Some comments about the study, some of which the authors mention
- Having survival to discharge as one of the primary outcomes is good because this is a patient-centred outcome that is important clinically. However, given the very low mortality rate it is extremely unlikely that the results would have shown an association between one decompression technique or the other and mortality. Moreover both techniques were used in a number of cases reducing the number available for direct comparison between the two techniques. Potentially an association could be demonstrated with a much larger sample size. However it is essential to remember that even then an association would not infer causality, i.e. it would be one thing to say that one or other of these techniques was shown to be associated with increased mortality, a whole other thing to say that the decompression technique caused the greater mortality. Other factors that may influence mortality would need to be accounted for.
- States why cases that were identified in the initial database search were then excluded: “Cases were excluded from analysis if the method of preoperative gastric decompression was not noted in the medical record.”
- Patient-centred primary outcomes relevant to clinical practice
- Retrospective study with all the usual limitations that affords in terms of bias, accounting for confounders, poor recording of information etc. and invariably some information was missing for some of the 116 dogs; retrospective studies ideally act to generate a hypothesis which would then be tested in a prospective randomised controlled trial.
- Single centre which may lead to doubt about external validity – extrapolation to other populations of dogs with GDV in other hospitals. That said, their techniques described seem somewhat ‘standard’. Survival rate reported here is comparable to that in other reports from similar university teaching hospital-type environments.
- One of the stated objectives is to report ‘effectiveness’ of the two decompression techniques. There is then no further mention of this until the penultimate paragraph of the Discussion where it is alluded to in a roundabout way by mentioning that one could possibly try to assess improvement in haemodynamic status after decompression.
- Not stated whether gastropexy was performed and if so, how.
My bottom line
So I guess after reading this paper I don’t think it will have any impact on my clinical practice. It is definitely good to have some published information on the subject; however the significance of this evidence given the nature and limitations of the study need to be borne in mind when considering any impact on clinical practice. On the face of it, based on this study, the reasons for which I and others do not use needle trocarisation as our default technique may seem even less valid…but conceptually I do not like the idea of creating a hole in an organ unless I feel I need to and I would like a lot more and better quality evidence before reconsidering. One other thing that needs to be borne in mind is that it is an implicit assumption in this study discussion that all cases subsequently undergo surgical intervention. This is in keeping with my recommendations but one would need to think even harder about performing gastric trocarisation if surgery was not to be performed.

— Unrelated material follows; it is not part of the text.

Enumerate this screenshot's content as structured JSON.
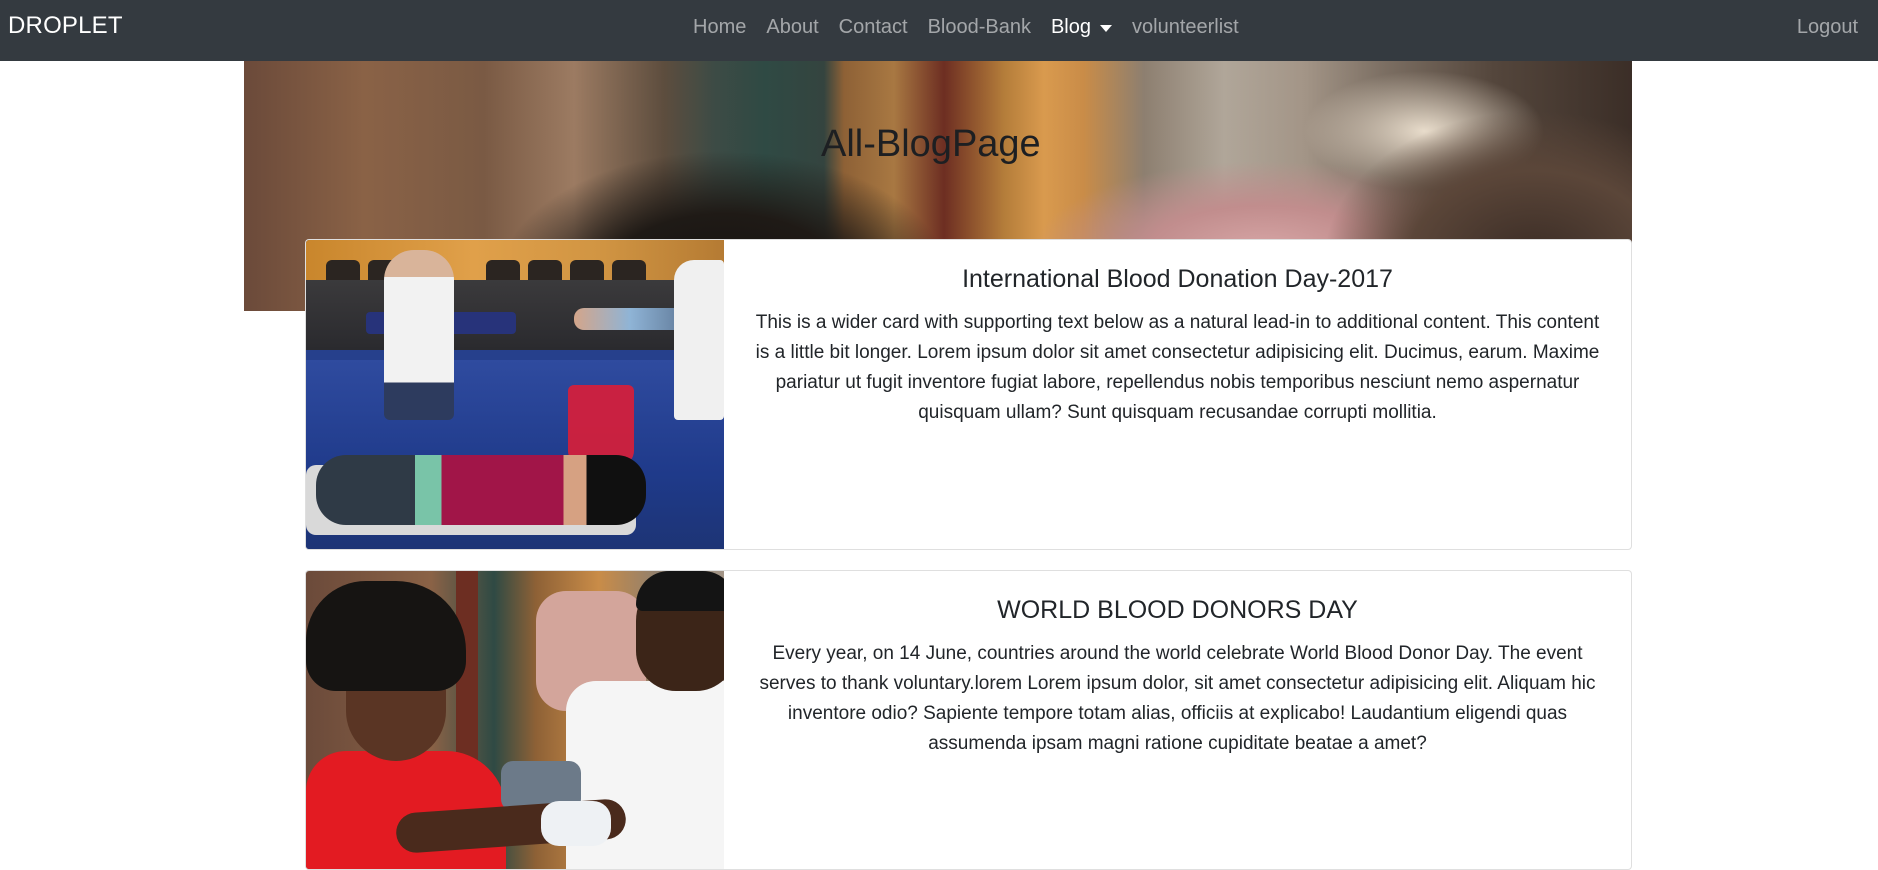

That said, I will worry just a little less when I do need to perform needle decompression…not that I worried that much anyway. As I say, thankfully in the environments in which I have worked survival rates for dogs with GDV are very high regardless of decompression technique. I would imagine that in environments in which this is not the case, the decompression technique is likely to be a relatively trivial consideration with respect to explaining the high mortality which is more likely to relate to inadequate resuscitation with fluid therapy, choice of sedative and anaesthetic agents, intraoperative monitoring, surgical technique and post-operative care. However I would also stress that when sedating for orogastric intubation we advocate ‘judicious’ sedation with cardiorespiratory-sparing agents, typically using a pure opioid [usually already administered shortly after presentation] and a benzodiazepine.